Livingstone then convinced himself that the Zambezi could be ‘God’s Highway’ to the Indian Ocean. Again with the support from Sekeletu, Livingstone marched off eastwards down the river. He ‘discovered, and named after Queen Victoria, the great Waterfall, which the Kololo had already called Mosi oa Tunya (The Smoke that Thunders). To the Leya, who lived right beside it and held it sacred, it was called Shongwe (Rainbow). The whole grand scheme collapsed in ruin and recrimination when it was found that the Cabora Basa gorge in Mozambique made God’s Highway totally un-navigable.

Cecil John Rhodes’ British South African Company (BSAC) had been able to take over the whole of Zambia by the end of the 19th century. In 1911 the territory was named Northern Rhodesia, its capital the Town of Livingstone, overlooking the Victoria Falls. (In 1935 the seat of government was moved to Lusaka).

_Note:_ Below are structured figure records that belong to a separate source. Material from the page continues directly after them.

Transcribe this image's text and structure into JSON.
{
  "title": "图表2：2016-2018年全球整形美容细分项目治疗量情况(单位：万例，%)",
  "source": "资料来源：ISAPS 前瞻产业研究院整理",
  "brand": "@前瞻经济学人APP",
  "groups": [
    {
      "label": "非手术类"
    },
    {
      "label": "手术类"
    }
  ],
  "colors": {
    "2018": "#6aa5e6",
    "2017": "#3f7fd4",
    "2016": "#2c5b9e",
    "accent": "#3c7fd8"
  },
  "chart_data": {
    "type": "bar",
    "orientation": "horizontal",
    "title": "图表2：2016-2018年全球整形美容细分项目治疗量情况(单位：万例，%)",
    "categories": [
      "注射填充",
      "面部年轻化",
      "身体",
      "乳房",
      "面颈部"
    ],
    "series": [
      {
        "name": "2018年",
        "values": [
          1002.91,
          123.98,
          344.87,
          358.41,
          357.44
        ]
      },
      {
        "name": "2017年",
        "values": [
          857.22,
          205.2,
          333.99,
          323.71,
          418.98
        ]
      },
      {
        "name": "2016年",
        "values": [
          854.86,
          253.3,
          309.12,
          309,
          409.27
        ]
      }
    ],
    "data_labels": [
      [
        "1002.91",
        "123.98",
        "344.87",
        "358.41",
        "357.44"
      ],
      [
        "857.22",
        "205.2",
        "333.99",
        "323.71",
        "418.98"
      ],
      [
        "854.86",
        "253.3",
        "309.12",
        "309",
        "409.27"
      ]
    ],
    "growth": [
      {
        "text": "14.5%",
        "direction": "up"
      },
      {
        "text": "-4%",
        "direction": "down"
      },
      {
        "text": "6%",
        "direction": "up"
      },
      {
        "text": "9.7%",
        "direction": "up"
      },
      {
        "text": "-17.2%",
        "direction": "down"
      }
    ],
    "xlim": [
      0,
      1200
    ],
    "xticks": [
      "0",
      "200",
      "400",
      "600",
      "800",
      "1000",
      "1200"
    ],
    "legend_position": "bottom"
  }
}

By 1923, BSAC’s rule had become an objectionable anachronism for the British government, and in that year, the Colonial Office took over the territory, proclaiming it a Protectorate where African interests would be paramount.

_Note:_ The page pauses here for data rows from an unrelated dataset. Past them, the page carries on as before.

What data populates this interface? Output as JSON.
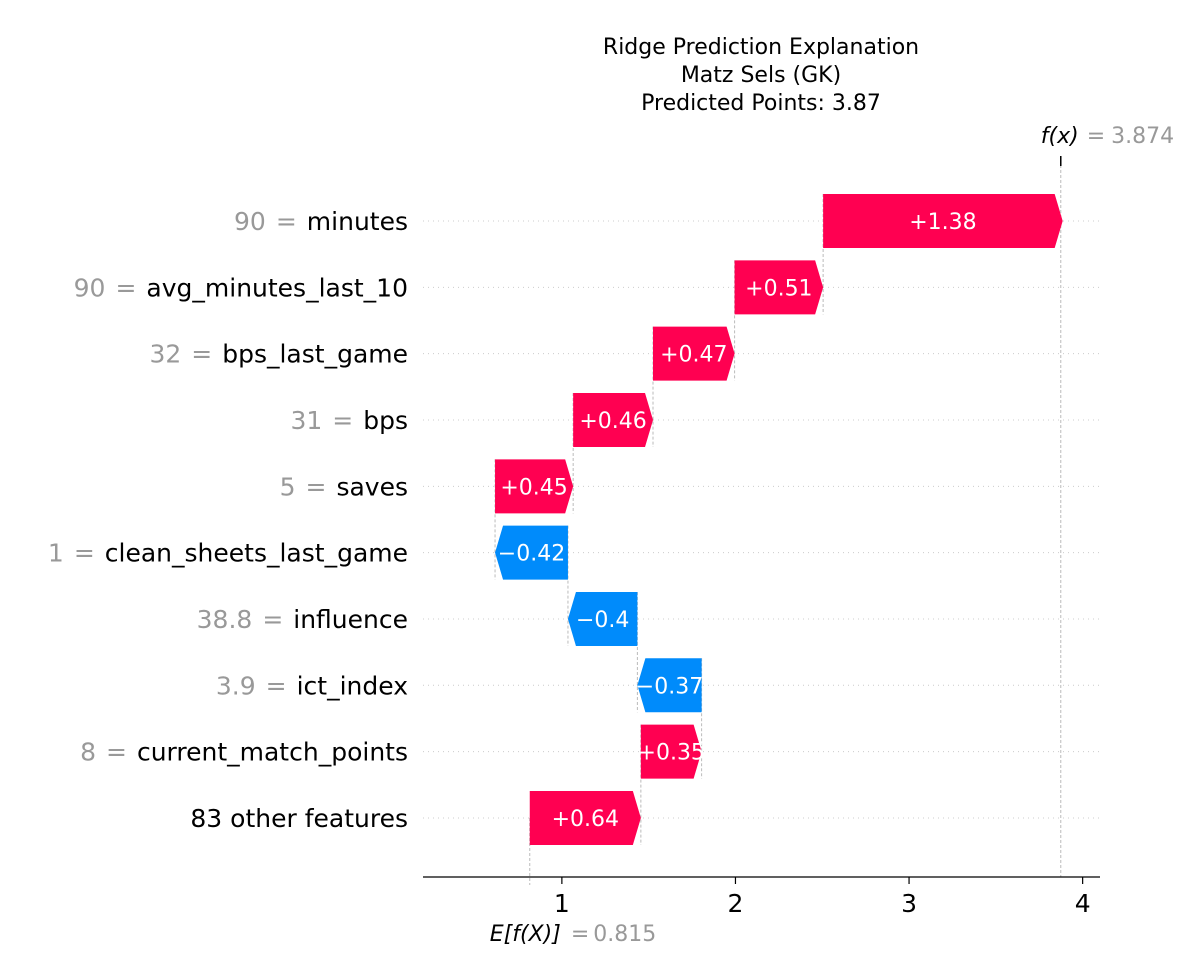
{
  "chart_data": {
    "type": "waterfall",
    "title_lines": [
      "Ridge Prediction Explanation",
      "Matz Sels (GK)",
      "Predicted Points: 3.87"
    ],
    "base_value": 0.815,
    "base_value_text": "0.815",
    "base_label_text": "E[f(X)]",
    "final_value": 3.874,
    "final_value_text": "3.874",
    "final_label_text": "f(x)",
    "equals": "=",
    "xlim": [
      0.2,
      4.1
    ],
    "xticks": [
      1,
      2,
      3,
      4
    ],
    "xtick_labels": [
      "1",
      "2",
      "3",
      "4"
    ],
    "features": [
      {
        "value": "90",
        "name": "minutes",
        "label": "",
        "contribution": 1.38,
        "contribution_text": "+1.38"
      },
      {
        "value": "90",
        "name": "avg_minutes_last_10",
        "label": "",
        "contribution": 0.51,
        "contribution_text": "+0.51"
      },
      {
        "value": "32",
        "name": "bps_last_game",
        "label": "",
        "contribution": 0.47,
        "contribution_text": "+0.47"
      },
      {
        "value": "31",
        "name": "bps",
        "label": "",
        "contribution": 0.46,
        "contribution_text": "+0.46"
      },
      {
        "value": "5",
        "name": "saves",
        "label": "",
        "contribution": 0.45,
        "contribution_text": "+0.45"
      },
      {
        "value": "1",
        "name": "clean_sheets_last_game",
        "label": "",
        "contribution": -0.42,
        "contribution_text": "−0.42"
      },
      {
        "value": "38.8",
        "name": "influence",
        "label": "",
        "contribution": -0.4,
        "contribution_text": "−0.4"
      },
      {
        "value": "3.9",
        "name": "ict_index",
        "label": "",
        "contribution": -0.37,
        "contribution_text": "−0.37"
      },
      {
        "value": "8",
        "name": "current_match_points",
        "label": "",
        "contribution": 0.35,
        "contribution_text": "+0.35"
      },
      {
        "value": "",
        "name": "",
        "label": "83 other features",
        "contribution": 0.64,
        "contribution_text": "+0.64"
      }
    ],
    "colors": {
      "positive": "#ff0051",
      "negative": "#008bfb",
      "value_gray": "#999999",
      "text": "#000000"
    }
  }
}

The discovery and opening up during the late 1920’s and 1930’s of the rich underground ore-bodies along the Zambian Copperbelt were soon to make that small region - 120 km long by 40 km wide - one of the worlds’ most concentrated and renowned mining areas.

In the early 1950’s the Colonial Office agreed to have Northern Rhodesia joined in a federation with Nyasaland (Malawi), and Southern Rhodesia (Zimbabwe). By 1960 the British Government, under the premiership of Harold Macmillan acknowledged that the days of colonial rule on the continent were coming to an end.

The Federation was dissolved in 1963. In January the following year Zambia’s first universal adult suffrage elections were held, Kenneth Kaunda becoming Prime Minister. In October 1964, Zambia became an independent republic with him as president. Kaunda remained in office for 27 years. The one-party state was abolished and free elections were held in October, 1991. The MMD’s Frederick Chiluba became Zambia’s second president. Upon assuming the presidency, Chiluba made Christianity the official state religion. After a very controversial election in Dec 2001 MMD won again and Levy Mwanawasa was sworn in as President.